Şizoafektif bozukluk: tedavi
Şizoaffektif bozuklukların tedavisi, hastaların yaşam kalitesini iyileştirmeyi ve aktif olma yetilerinin bozulması veya aile ilişkilerinin kötüleşmesi gibi problemler geliştirmelerini önlemeyi amaçlamaktadır.
Bu bozuklukların tedavisinde üç farklı gruptan ilaçlar kullanılır - örneğin burada antipsikotikler (nöroleptikler, çoğunlukla atipik) kullanılır. Paliperidon, kullanım endikasyonları arasında diğerlerinin yanı sıra, özel bir nöroleptiktir. şizoaffektif bozukluk (ancak hastalara başka antipsikotikler de reçete edilebilir).
Şizoafektif bozuklukların tedavisinde duygudurum düzenleyicileri (örn. Karbamazepin veya lityum tuzları) ve antidepresanlar da kullanılır.
Hastaya önerilen preparatların tam kombinasyonu, onda hangi rahatsızlıkların baskın olduğuna bağlıdır - bipolar hastalar genellikle nöroleptiklerle birlikte duygudurum dengeleyici ajanlar alırken, baskın depresif semptomları olan kişilerde antipsikotik ilaçlar ve antidepresanların bir kombinasyonu kullanılır.

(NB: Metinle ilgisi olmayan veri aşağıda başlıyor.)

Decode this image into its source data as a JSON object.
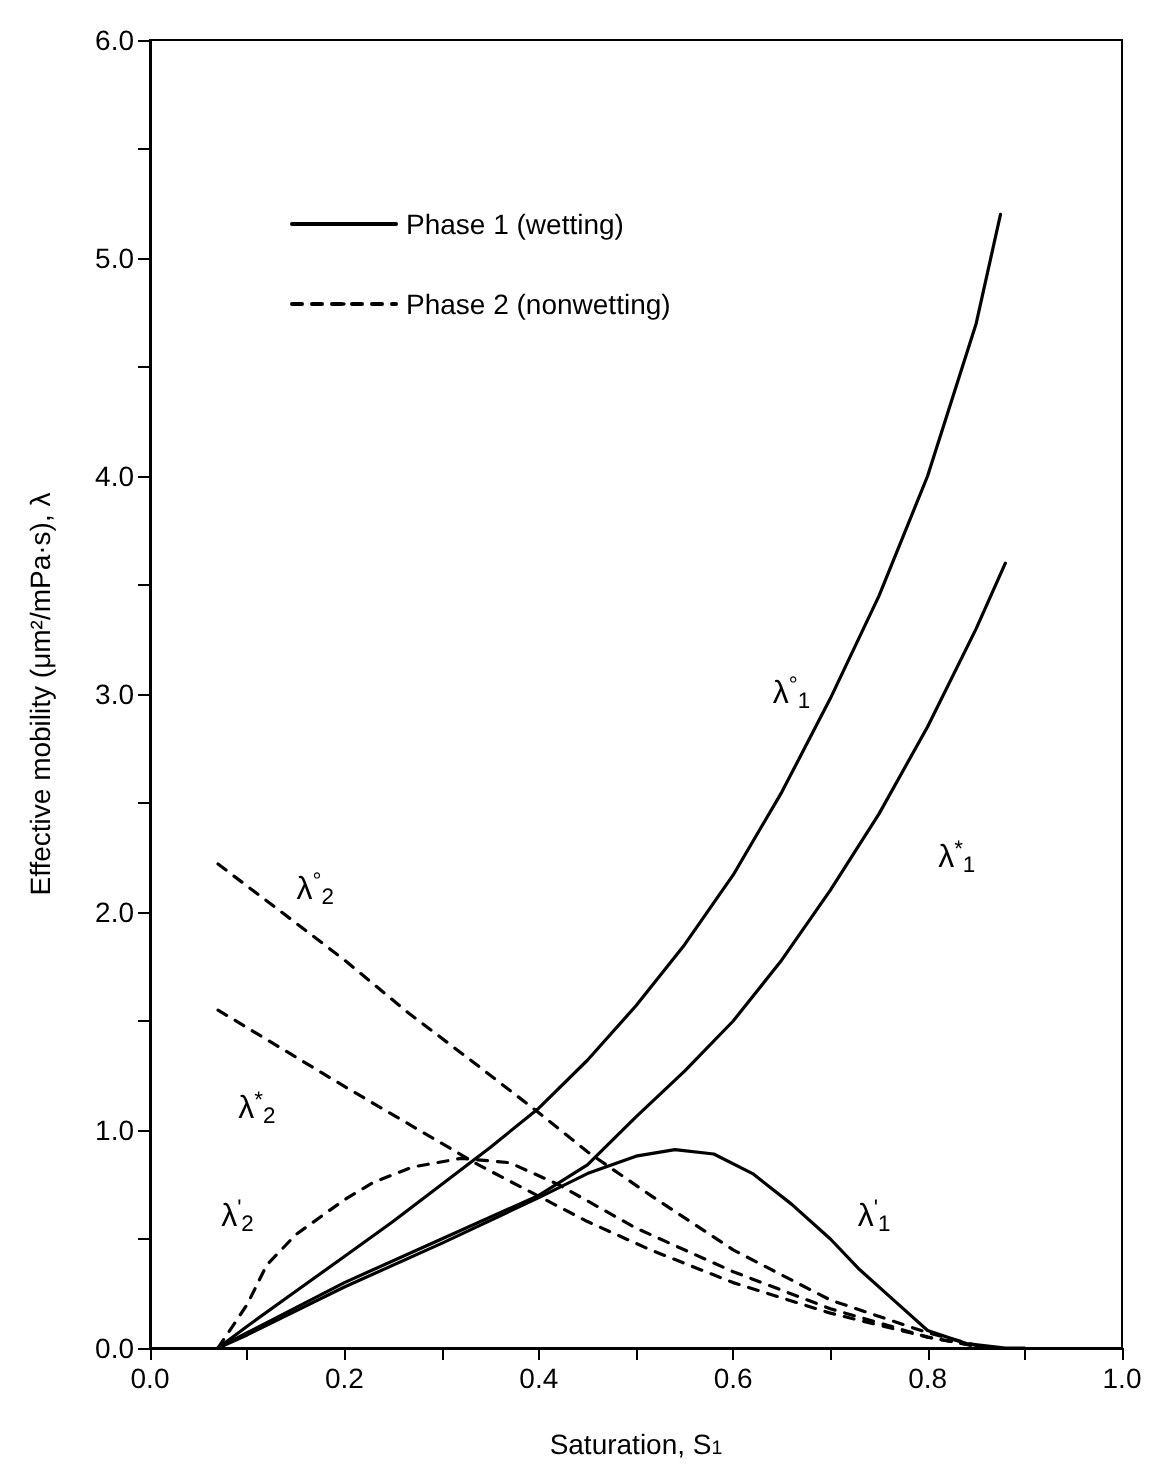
{
  "chart_data": {
    "type": "line",
    "xlabel": "Saturation, S$_{1}$",
    "ylabel": "Effective mobility (μm²/mPa·s), λ",
    "xlim": [
      0,
      1
    ],
    "ylim": [
      0,
      6
    ],
    "xticks": [
      {
        "value": 0,
        "label": "0.0"
      },
      {
        "value": 0.1,
        "label": null
      },
      {
        "value": 0.2,
        "label": "0.2"
      },
      {
        "value": 0.3,
        "label": null
      },
      {
        "value": 0.4,
        "label": "0.4"
      },
      {
        "value": 0.5,
        "label": null
      },
      {
        "value": 0.6,
        "label": "0.6"
      },
      {
        "value": 0.7,
        "label": null
      },
      {
        "value": 0.8,
        "label": "0.8"
      },
      {
        "value": 0.9,
        "label": null
      },
      {
        "value": 1,
        "label": "1.0"
      }
    ],
    "yticks": [
      {
        "value": 0,
        "label": "0.0"
      },
      {
        "value": 0.5,
        "label": null
      },
      {
        "value": 1,
        "label": "1.0"
      },
      {
        "value": 1.5,
        "label": null
      },
      {
        "value": 2,
        "label": "2.0"
      },
      {
        "value": 2.5,
        "label": null
      },
      {
        "value": 3,
        "label": "3.0"
      },
      {
        "value": 3.5,
        "label": null
      },
      {
        "value": 4,
        "label": "4.0"
      },
      {
        "value": 4.5,
        "label": null
      },
      {
        "value": 5,
        "label": "5.0"
      },
      {
        "value": 5.5,
        "label": null
      },
      {
        "value": 6,
        "label": "6.0"
      }
    ],
    "grid": false,
    "legend": "top left",
    "marker": "none",
    "series": [
      {
        "name": "Phase 1 (wetting)",
        "color": "#000000",
        "line_style": "solid",
        "x": [
          0.07,
          0.1,
          0.15,
          0.2,
          0.25,
          0.3,
          0.35,
          0.4,
          0.45,
          0.5,
          0.55,
          0.6,
          0.65,
          0.7,
          0.75,
          0.8,
          0.85,
          0.875
        ],
        "values": [
          0,
          0.1,
          0.26,
          0.42,
          0.58,
          0.75,
          0.92,
          1.1,
          1.32,
          1.57,
          1.85,
          2.17,
          2.55,
          2.98,
          3.45,
          4.0,
          4.7,
          5.2
        ]
      },
      {
        "color": "#000000",
        "line_style": "solid",
        "x": [
          0.07,
          0.1,
          0.2,
          0.3,
          0.4,
          0.45,
          0.5,
          0.55,
          0.6,
          0.65,
          0.7,
          0.75,
          0.8,
          0.85,
          0.88
        ],
        "values": [
          0,
          0.07,
          0.3,
          0.5,
          0.7,
          0.84,
          1.06,
          1.27,
          1.5,
          1.78,
          2.1,
          2.45,
          2.85,
          3.3,
          3.6
        ]
      },
      {
        "color": "#000000",
        "line_style": "solid",
        "x": [
          0.07,
          0.1,
          0.2,
          0.3,
          0.4,
          0.45,
          0.5,
          0.54,
          0.58,
          0.62,
          0.66,
          0.7,
          0.73,
          0.77,
          0.8,
          0.84,
          0.88,
          0.9
        ],
        "values": [
          0,
          0.06,
          0.28,
          0.48,
          0.69,
          0.8,
          0.88,
          0.91,
          0.89,
          0.8,
          0.66,
          0.5,
          0.36,
          0.2,
          0.08,
          0.02,
          0,
          0
        ]
      },
      {
        "name": "Phase 2 (nonwetting)",
        "color": "#000000",
        "line_style": "dashed",
        "x": [
          0.07,
          0.15,
          0.2,
          0.265,
          0.33,
          0.394,
          0.45,
          0.515,
          0.6,
          0.7,
          0.8,
          0.86
        ],
        "values": [
          2.22,
          1.95,
          1.78,
          1.54,
          1.32,
          1.1,
          0.9,
          0.7,
          0.45,
          0.22,
          0.07,
          0
        ]
      },
      {
        "color": "#000000",
        "line_style": "dashed",
        "x": [
          0.07,
          0.2,
          0.338,
          0.45,
          0.515,
          0.6,
          0.7,
          0.8,
          0.86
        ],
        "values": [
          1.55,
          1.2,
          0.84,
          0.58,
          0.45,
          0.3,
          0.16,
          0.05,
          0
        ]
      },
      {
        "color": "#000000",
        "line_style": "dashed",
        "x": [
          0.07,
          0.1,
          0.12,
          0.15,
          0.2,
          0.23,
          0.27,
          0.32,
          0.37,
          0.42,
          0.5,
          0.6,
          0.7,
          0.8,
          0.86
        ],
        "values": [
          0,
          0.2,
          0.38,
          0.52,
          0.68,
          0.76,
          0.83,
          0.87,
          0.85,
          0.75,
          0.55,
          0.35,
          0.18,
          0.05,
          0
        ]
      }
    ],
    "annotations": [
      "λ$^{°}$$_{1}$",
      "λ$^{*}$$_{1}$",
      "λ$^{'}$$_{1}$",
      "λ$^{°}$$_{2}$",
      "λ$^{*}$$_{2}$",
      "λ$^{'}$$_{2}$"
    ]
  }
}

Şizoaffektif bozukluğu olan kişilerde uygulanan diğer etkileşimler arasında psikoterapi ve psikoeğitim bulunur.
Bu bozukluk durumunda, hastaneye yatış nadiren gereklidir, ancak hasta hayati tehlike oluşturduğunda veya hasta diğer insanların sağlığı veya yaşamı için tehdit oluşturduğunda hastanın isteği dışında bile (Polonya yasalarına uygun olarak) hastane tedavisi uygulanabilir.
Şizoaffektif bozukluğun tedavisi için yukarıda bahsedilen yöntemlerin kullanılmasına rağmen, hastanın durumunun düzelmediği bir durumda elektrokonvülsif terapi kullanılabilir.
Bilmeye değerŞizoafektif bozukluklar - onları izole etmeye gerçekten ihtiyaç var mı?
Şizoafektif bozuklukları diğer varlıklardan ayırt etmek, örneğin hastaların prognozunu tahmin etmek için önemlidir. Şizoaffektif bozukluğu olan kişilerin prognozunun duygudurum bozukluklarından daha kötü olduğu, aynı zamanda bu tür hastaların şizofreni hastalarından daha iyi prognoza sahip olduğu kanısındayız.